Все шумно поднялись, жали ему руки, приглашали к столу.
Громосяку налили чарку палюнки, Щерба чокнулся с ним, пожелал доброго здоровья, да Громосяк, пока трезвая голова, пожелал изложить ему, ради чего прибыл сюда и в каких советах Щербы нуждается, ибо никто так правдиво и убедительно не обращался к лемкам на первом совещании во Флоринке, как это сделал Щерба.
— Как нам лучше поделить земли, любезный Михайло, поровну, на душу, или, может, бедным людям, безземельным халупникам, собраться вместе и сесть на панской усадьбе хозяйствовать сообща? — спрашивал Громосяк у Щербы. — И что нам с паном помещиком делать? Оставлять его в имении или, пожалуй, пустить с сумой по белу свету, пускай попробует батрацкого хлебушка в тех проклятых Америках. Но, правду сказать, любезный Михайло, и пана помещика бывает жаль. Чем он, бедняга, виноват, что родился не хлопом, а шляхтичем…
— Вам же предстояло в Париж ехать, — пошутил Щерба. — Неужели в Париж пролегает дорога через Ольховцы?
— Ты послушай, Михайло… «Выберем тебя, газда Микола, на всемирную конференцию в Париже, — так сказал мне наш президент адвокат Кочмарик. — Поедете к Вильсону за четырнадцатью пунктами мира. Там, говорят, есть пункт и про нашу республику… — Громосяк хитро подморгнул Щербе. — Так что одевайтесь, газда Микола, так, как в церковь ходите: в лемковскую простую сермягу, кожаные постолы, штаны узкие. Пусть паны знают, что мы люди с гонором. А через плечо поверх сермяги повесьте кожаную, с широким поясом, котомку, именно ту, — внушает мне наш президент, — с которой ходили вы в святой Рим…» — «Ладно, — вроде соглашаюсь я, — ежели ваша на то воля, то я отправлюсь, только, говорю я, — не той чертовой железкой, а пешком». — «Пешком? — удивился президент Кочмарик. — Какие же постолы выдержат столь продолжительное путешествие?» — «О, господин президент. Хлоп не так глуп. Порвутся кожаные постолы — пойду босой. Теперь лето». — «В Париж, на мирную конференцию, босому?» — захохотал Кочмарик. «А и босому — что ж особенного? Зато с гонором, пан президент. Пусть пан Вильсон видит, какие мы смекалистые».

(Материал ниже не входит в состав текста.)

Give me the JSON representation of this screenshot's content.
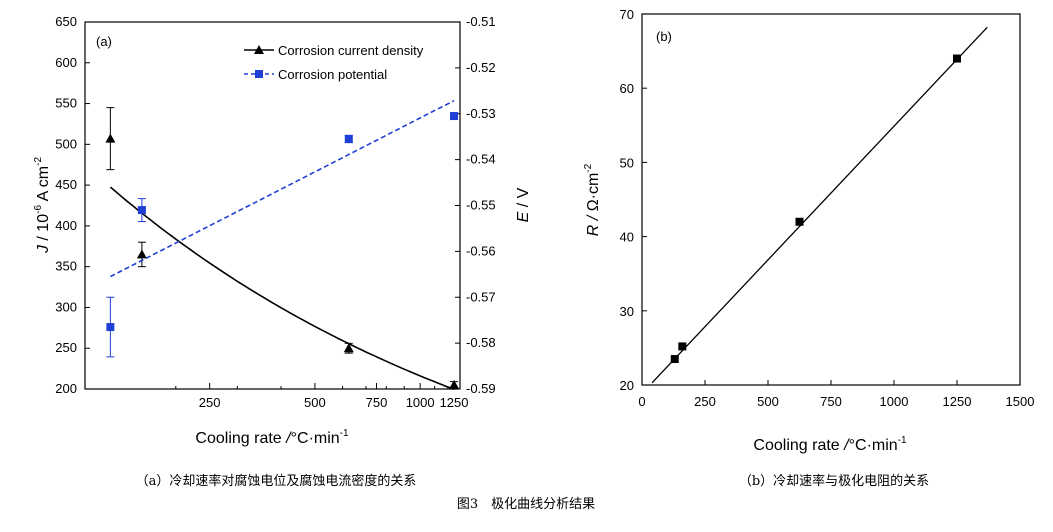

Ни один из членов делегации не согласился тронуться в дорогу до Парижа пешком, и Громосяка отпустили с миром. Он был занят другим: ходил от села к селу, с помощью советчиков обмерял панские угодья, собранные данные заносил столбиком в свою карманную книжечку.
— На что мне этот американский Вильсон, раз весна подходит, бедные люди ждут от республики земли, сеять уже пора, а я до сих пор еще не составил декрет.
— Декрет о национализации земли хотите составить? — искренне изумился Щерба. — Не так ли?